Желания его исполнялись все до единого.

Захотел он научиться играть на арфе – и уже на другой день играл прекрасно. Захотел он научиться танцовать, – явился к нему танцмейстер, и через день Ринальд уже в совершенстве знал все танцы. Знание танцев было важно потому, что знатные женщины той страны только хороших танцоров и шаркунов считали порядочными людьми, то есть стоящими их внимания и благосклонности… Захотел Ринальд познакомиться с тою или с другою наукой, и через несколько дней знал уже более, чем иной мог узнать во всю свою жизнь.

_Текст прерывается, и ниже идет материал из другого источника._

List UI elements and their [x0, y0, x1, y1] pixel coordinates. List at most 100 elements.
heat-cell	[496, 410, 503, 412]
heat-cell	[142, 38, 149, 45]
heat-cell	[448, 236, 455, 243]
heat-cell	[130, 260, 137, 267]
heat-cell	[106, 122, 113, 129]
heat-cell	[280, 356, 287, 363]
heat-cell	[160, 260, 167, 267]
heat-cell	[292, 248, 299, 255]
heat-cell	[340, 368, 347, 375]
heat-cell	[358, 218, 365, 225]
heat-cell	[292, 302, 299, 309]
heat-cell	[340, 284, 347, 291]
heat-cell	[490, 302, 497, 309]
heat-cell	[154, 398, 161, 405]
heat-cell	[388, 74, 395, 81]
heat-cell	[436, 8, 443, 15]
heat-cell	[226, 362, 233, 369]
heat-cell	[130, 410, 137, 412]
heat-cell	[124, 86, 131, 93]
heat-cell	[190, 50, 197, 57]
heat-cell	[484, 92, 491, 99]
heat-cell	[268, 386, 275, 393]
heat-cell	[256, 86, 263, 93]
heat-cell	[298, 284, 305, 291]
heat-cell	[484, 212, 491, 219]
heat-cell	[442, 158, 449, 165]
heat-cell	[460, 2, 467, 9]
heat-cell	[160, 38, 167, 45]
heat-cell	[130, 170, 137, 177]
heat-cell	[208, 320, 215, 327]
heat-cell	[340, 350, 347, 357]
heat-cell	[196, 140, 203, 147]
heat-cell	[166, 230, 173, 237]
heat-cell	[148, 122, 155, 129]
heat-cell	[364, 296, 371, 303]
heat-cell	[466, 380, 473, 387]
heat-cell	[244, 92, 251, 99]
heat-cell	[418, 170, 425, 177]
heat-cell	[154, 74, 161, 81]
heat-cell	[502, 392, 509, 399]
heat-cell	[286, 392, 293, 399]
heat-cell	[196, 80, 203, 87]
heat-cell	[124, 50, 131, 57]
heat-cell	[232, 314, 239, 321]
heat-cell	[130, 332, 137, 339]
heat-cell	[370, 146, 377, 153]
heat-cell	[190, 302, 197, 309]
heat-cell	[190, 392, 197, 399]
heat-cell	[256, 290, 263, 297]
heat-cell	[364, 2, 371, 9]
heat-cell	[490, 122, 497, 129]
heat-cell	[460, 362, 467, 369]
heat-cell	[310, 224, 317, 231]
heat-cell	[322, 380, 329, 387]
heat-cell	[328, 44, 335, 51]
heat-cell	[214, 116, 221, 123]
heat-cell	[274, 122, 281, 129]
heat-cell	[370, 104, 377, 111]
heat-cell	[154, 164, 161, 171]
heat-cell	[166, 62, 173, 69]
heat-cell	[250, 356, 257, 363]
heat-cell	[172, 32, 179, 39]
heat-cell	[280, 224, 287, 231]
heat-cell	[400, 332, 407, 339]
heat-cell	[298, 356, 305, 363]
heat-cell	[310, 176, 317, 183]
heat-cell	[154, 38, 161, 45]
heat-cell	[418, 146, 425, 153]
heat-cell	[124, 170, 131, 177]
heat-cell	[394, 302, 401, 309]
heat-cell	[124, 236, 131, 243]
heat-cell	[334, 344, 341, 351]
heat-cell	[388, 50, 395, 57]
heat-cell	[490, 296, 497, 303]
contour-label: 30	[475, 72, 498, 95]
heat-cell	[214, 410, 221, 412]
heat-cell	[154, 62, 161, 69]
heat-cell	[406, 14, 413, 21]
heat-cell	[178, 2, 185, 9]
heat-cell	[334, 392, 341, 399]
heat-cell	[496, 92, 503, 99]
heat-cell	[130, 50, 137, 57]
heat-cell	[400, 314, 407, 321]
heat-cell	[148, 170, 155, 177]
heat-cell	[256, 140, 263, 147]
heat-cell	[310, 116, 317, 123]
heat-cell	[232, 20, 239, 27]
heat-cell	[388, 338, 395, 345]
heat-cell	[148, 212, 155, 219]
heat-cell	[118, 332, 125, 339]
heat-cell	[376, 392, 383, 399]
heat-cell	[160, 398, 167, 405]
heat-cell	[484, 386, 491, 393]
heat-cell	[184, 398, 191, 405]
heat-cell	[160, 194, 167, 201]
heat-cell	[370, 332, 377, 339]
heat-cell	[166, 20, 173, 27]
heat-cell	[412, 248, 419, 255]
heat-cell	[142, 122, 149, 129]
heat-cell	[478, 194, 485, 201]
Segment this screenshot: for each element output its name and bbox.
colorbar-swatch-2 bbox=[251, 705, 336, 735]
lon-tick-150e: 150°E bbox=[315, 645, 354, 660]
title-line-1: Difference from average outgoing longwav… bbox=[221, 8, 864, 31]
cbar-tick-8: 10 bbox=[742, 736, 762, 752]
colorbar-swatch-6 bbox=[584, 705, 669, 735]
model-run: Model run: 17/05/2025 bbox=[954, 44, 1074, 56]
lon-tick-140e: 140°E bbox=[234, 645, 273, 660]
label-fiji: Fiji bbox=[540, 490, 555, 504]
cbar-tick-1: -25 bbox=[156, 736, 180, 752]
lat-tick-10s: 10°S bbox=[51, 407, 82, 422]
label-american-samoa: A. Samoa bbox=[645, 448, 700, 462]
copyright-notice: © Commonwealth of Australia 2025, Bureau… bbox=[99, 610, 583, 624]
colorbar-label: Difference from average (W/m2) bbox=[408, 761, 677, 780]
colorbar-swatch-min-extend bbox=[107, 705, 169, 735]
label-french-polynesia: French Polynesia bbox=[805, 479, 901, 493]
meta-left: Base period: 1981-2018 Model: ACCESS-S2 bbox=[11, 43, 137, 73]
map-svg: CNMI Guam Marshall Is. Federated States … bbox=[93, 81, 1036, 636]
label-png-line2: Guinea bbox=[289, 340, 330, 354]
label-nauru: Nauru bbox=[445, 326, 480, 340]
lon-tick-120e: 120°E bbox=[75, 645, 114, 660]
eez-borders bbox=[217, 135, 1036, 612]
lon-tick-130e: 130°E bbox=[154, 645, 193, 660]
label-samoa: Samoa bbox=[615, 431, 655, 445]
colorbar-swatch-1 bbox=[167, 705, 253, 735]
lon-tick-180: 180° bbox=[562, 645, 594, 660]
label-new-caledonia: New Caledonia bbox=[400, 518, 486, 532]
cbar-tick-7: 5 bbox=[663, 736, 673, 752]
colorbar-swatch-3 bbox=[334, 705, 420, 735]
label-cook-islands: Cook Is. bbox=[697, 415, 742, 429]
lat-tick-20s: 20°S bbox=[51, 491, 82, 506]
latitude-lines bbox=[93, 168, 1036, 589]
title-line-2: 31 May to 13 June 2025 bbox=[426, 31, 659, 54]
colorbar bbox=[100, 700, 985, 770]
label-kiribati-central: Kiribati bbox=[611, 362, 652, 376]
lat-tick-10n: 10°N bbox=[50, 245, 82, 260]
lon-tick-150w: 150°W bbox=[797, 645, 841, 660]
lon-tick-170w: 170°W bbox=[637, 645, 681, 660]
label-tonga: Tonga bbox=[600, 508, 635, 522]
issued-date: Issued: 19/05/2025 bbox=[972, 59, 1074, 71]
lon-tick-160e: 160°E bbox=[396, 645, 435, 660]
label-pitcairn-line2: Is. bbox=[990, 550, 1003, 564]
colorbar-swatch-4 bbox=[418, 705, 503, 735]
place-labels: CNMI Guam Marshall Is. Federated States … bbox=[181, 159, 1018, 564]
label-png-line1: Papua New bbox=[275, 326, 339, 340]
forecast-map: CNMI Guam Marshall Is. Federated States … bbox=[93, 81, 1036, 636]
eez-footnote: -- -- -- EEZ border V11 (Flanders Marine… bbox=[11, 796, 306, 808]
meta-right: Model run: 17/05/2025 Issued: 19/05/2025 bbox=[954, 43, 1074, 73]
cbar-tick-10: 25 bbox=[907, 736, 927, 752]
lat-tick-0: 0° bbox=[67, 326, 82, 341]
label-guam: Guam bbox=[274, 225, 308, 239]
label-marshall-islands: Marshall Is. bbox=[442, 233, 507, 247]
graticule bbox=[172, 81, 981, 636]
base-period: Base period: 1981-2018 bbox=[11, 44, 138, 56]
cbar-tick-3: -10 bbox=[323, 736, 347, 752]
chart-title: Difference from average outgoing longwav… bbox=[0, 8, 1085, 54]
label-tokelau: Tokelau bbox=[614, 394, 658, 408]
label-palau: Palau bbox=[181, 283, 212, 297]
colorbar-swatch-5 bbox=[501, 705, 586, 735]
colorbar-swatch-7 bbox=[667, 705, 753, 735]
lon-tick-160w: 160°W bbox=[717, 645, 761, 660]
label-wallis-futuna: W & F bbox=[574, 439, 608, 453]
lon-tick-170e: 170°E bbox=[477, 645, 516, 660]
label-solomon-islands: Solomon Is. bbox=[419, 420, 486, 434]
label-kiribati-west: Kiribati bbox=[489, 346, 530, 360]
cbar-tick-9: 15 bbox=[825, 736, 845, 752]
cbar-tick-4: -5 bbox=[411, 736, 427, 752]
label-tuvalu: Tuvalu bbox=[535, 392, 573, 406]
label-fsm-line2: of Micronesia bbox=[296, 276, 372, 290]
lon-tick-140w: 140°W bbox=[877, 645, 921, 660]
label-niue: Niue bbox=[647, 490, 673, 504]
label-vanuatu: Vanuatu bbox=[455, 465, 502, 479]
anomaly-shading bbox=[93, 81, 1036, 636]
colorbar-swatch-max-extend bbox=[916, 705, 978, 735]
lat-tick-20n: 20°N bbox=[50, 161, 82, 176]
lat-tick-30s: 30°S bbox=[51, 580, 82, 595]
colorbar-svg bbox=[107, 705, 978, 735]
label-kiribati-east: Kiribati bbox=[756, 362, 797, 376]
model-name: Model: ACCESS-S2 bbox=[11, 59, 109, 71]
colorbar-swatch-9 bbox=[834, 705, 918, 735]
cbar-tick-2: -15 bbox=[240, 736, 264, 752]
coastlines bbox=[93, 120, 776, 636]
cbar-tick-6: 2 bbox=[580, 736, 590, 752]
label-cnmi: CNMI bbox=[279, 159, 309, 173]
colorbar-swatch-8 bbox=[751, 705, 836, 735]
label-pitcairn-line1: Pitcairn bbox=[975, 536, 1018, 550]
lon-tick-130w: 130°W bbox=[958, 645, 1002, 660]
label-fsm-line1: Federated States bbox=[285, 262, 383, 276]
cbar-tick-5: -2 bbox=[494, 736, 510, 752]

Скоро Ринальд свел большое знакомство. Везде принимали его радушно. В самых знатных домах самые красивые девицы были с ним милы и любезны. Мужская молодежь любила его, как веселого собеседника, допускавшего иногда в разговоре веселые и остроумные, простонародные шуточки. Эти шуточки для молодежи были новостью, а Ринальд между тем, по старой привычке, забывшись, употреблял их в разговоре. Люди пожилые, степенные уважали его за ученость, удивлялись его обширным и глубоким познаниям. Все же вообще в городе считали его необыкновенным богачом, прибывшим неизвестно откуда. Шли слухи о том, что незадолго до его приезда явился какой-то человек (должно быть, управляющий его именьями) и купил для него дом, уже давно стоявший пустым, обмеблировал его, устроил в нем все заново, накупил экипажей, лошадей, нанял слуг…

Так прошло полгода с той снежной, зимней ночи, когда бедный, несчастный каменщик превратился в счастливца… И Ринальд заметил, что в жизни его один день походил на другой, как две капли воды. Позднее вставанье, завтрак, прогулки, обед, приятный послеобеденный отдых – не то сон, не то полузабытье; затем – или у него гости, или он отправляется на бал; позднее возвращение домой и – сон… Он знает, какое кушанье будет у него завтра, послезавтра. Он уже знает, о чем завтра, послезавтра будут разговаривать в обществе и какие остроты и анекдоты он услышит. Часы идут правильною чередой; утро переходит в день, день сменяется вечером, за вечером наступает ночь… За весной идет лето, за летом – осень и зима… Колесо жизни вертится однообразно, не тише, не скорее. На завтра то же, послезавтра то же, как по расписанию. Это страшное однообразие, несмотря на беспечальную, беззаботную жизнь и на весь ее комфорт, начинает как-то смутно неопределенно тяготить Ринальда.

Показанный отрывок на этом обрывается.